All of the lines in the drawing are infused with information. Look at all of the mouths, and see how simply and quickly Rembrandt establishes their facial expressions. With an upturned stroke of the pen, one character smirks; with a shorter diagonal stroke, another one’s mouth gets set in determination; and with a broad, fat horizontal mark, there is a gaping rictus.

With another few summary indications, Rembrandt frames the scene in a doorway, and positions the mother and child on center stage. A broad wash of shadow throws the other two children into the recess along with the shadow that the mother casts on the wall. Rembrandt makes you feel the weight of the child, because some of the darkest darks in the drawing surround his body, and darks are one of the ways we have to denote weight. You feel the mother’s strength because Rembrandt has reinforced the position of her feet with strong lines, and has anchored her body to the ground with a strong cast shadow. The mother needs her weight established, because the child’s arms and legs thrash about at different angles, like the spokes of a wheel that is about to start spinning.

Rembrandt drew a lot. We have over 1400 of his drawings extant, and there were certainly many more. You do not get to be this good without reams of paper behind you. You get the feeling that Rembrandt, like Leonardo before him, carried paper and pen around with him wherever he went­, that he was the man on the street with the sketchbook.

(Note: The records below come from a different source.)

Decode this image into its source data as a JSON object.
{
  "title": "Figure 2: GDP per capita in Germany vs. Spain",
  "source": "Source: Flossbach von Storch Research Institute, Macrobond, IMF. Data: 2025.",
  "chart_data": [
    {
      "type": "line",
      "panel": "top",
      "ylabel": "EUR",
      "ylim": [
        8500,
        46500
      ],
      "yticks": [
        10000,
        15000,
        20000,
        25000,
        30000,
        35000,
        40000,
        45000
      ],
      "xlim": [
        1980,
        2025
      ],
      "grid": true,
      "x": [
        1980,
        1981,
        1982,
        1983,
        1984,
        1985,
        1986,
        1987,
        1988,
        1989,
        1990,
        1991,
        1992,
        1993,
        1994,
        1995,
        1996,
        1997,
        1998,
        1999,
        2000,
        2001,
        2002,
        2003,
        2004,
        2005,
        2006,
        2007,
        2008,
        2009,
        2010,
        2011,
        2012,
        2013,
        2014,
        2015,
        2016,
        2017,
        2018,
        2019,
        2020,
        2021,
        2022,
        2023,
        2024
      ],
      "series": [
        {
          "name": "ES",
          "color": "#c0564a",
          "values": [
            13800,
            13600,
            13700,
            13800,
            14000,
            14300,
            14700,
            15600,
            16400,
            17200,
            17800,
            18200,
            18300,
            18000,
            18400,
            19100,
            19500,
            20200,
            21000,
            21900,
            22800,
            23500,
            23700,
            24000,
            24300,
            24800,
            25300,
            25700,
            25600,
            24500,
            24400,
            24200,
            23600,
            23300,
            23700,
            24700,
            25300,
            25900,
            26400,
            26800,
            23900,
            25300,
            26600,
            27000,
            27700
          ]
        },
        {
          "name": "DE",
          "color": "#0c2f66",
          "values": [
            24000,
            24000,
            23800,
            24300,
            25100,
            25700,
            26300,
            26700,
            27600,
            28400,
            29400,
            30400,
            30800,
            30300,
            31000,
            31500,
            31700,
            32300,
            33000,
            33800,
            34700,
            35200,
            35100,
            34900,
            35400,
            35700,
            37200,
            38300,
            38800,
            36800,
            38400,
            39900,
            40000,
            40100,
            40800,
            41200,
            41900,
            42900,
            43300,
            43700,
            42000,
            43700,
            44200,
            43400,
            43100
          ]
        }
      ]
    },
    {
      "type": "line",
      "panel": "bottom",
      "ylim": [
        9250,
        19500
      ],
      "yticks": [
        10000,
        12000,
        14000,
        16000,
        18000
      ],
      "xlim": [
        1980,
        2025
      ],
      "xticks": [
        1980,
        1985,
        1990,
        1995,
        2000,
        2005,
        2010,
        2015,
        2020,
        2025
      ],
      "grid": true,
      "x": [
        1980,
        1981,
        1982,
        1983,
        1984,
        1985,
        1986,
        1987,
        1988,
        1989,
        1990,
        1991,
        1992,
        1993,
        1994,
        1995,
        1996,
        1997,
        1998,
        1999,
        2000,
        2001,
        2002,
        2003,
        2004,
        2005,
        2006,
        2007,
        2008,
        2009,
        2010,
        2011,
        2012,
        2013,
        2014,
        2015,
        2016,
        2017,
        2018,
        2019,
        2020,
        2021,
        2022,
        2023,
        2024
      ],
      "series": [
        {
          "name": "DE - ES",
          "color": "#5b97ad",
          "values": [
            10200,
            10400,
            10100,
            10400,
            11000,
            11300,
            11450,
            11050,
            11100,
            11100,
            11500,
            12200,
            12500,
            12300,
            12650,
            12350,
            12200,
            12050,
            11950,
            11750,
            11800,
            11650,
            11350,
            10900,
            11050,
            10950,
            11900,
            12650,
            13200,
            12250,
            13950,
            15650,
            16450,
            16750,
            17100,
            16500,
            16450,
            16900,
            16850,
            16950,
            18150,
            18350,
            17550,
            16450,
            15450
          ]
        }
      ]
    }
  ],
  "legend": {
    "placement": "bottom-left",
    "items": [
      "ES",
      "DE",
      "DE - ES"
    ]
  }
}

In an age before the photograph, with none of the constant barrage of reproduced images from books, newspapers, magazines, billboards, television, and film, visual artists had to capture their own references. Part of studio practice was the building of an inventory of studies which could serve as references for subsequent paintings. Our child’s face will reappear later that year on the terrified boy in The Rape of Ganymede, this time, the insistent mother being metamorphosed into the libidinous Zeus in the form of a giant eagle.2 But to Rembrandt, who always strove for the emotional reality of every subject, the observation of a child being carried away, was certainly to be of value, be it for a Ganymede or a Massacre of the Innocents.

This drawing is a miracle. There is so much knowledge and feeling in every line and touch. How could Rembrandt have drawn all this so quickly? It happens too fast to think everything through on a conscious level. He is making crucial split­-second decisions as he goes along. While he was studying the mother’s face, trying to get her exact expression, he must have seen the shoe go flying out of the corner of his eye, and remembered it for later, because the shoe would have hit the floor before he could even have gotten his pen out of the inkwell. A lesser artist wouldn’t have noticed it, or having noticed it, wouldn’t have felt its importance and would have left it out.

A drawing like this involves seeing, reacting, and remembering. With the pen in continual movement, the drawing embodies a seamless coordination of hand, eye, mind, and heart. The result is a statement that comes out of time, across time, a message to us of continuity and sympathy from the seventeenth century.

Notes

  1. For a discussion of this and other Rembrandt drawings in their larger art-historical context, see Julia Lloyd Williams, Rembrandt’s Women, the catalog for one of the most moving Rembrandt shows I have ever seen.  (New York: Prestel, 2001): 129–­33.
  2. Kenneth Clark, An Introduction to Rembrandt (London: John Murray, 1978): 44–­6.